12 may 2006

Responsabilidades (Un cuento de mal rollo)

Qué palo. El mismo día en que llegó al piso con todas sus cosas recibió la noticia de que en la última reunión de vecinos, a la que no había podido asistir porque aún no estaba instalado, le habían nombrado encargado de los calabozos de la comunidad. Jaime acababa de independizarse de sus padres y no tenía experiencia en responsabilidades de este tipo. Si se hubiera tratado de del mantenimiento de las luces o, incluso, de la tesorería, se habría sentido capaz de asumirlo, pero los calabozos...

- “No es tanto trabajo”, le aseguró el Presidente de la Comunidad mientras le tendía las llaves. “Que tengan comida y que más o menos todo esté en orden.

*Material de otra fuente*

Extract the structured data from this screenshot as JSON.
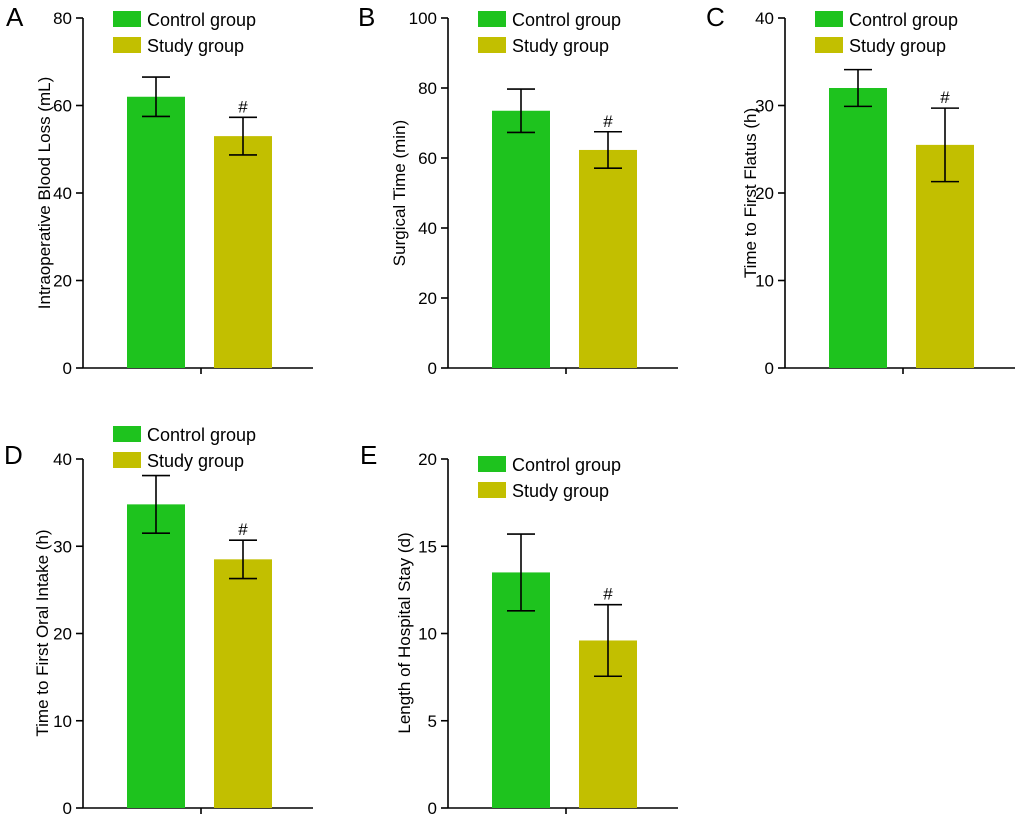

Sólo eso. Del agujero ya me encargo yo.”

El Presidente era un tipo grande, voluminoso, como si con su sola presencia pretendiera que los demás tuvieran que abandonar la sala. Era de esos tíos que se valen de su tamaño para intimidar, no directamente, sino poniéndote sus manazas sobre el hombro, como queriéndote mostrar en un falso remedo de afabilidad que si quisieran podrían estrujarte la cabeza como si fuera un melón podrido, o acercándose mucho a ti cuando te hablan para cubrir tu horizonte y que tengas que mirarlos desde abajo, y así poderte escupir en la cara con facilidad. Llevaba tres años de presidente pero, por la manera como todos lo trataban, podía haber llevado toda la vida. Andaba por la escalera como el elefante del Libro de la Selva revisando su ejército, con una rotundidad imponente, sin dejar que nadie pudiera entrar o salir sin ver que él estaba allí, cumpliendo con su deber. Este magno ejemplar de humanidad estaba jubilado, y parece ser que en tiempos había sido vendedor de seguros. Jaime podía imaginarlo intimidando a sus clientes, o me contratas un seguro o te mato a hostias, y la pobre mujer o el pobre tipo que se topaba con él firmaría convencido de que no había alternativa. Luego daría unas risotadas, les golpearía la espalda con sus manazas y les reafirmaría en lo bien que habían hecho contratando con él, ya verían, si un día les caía una viga encima yendo por la calle sus hijos darían palmas de alegría.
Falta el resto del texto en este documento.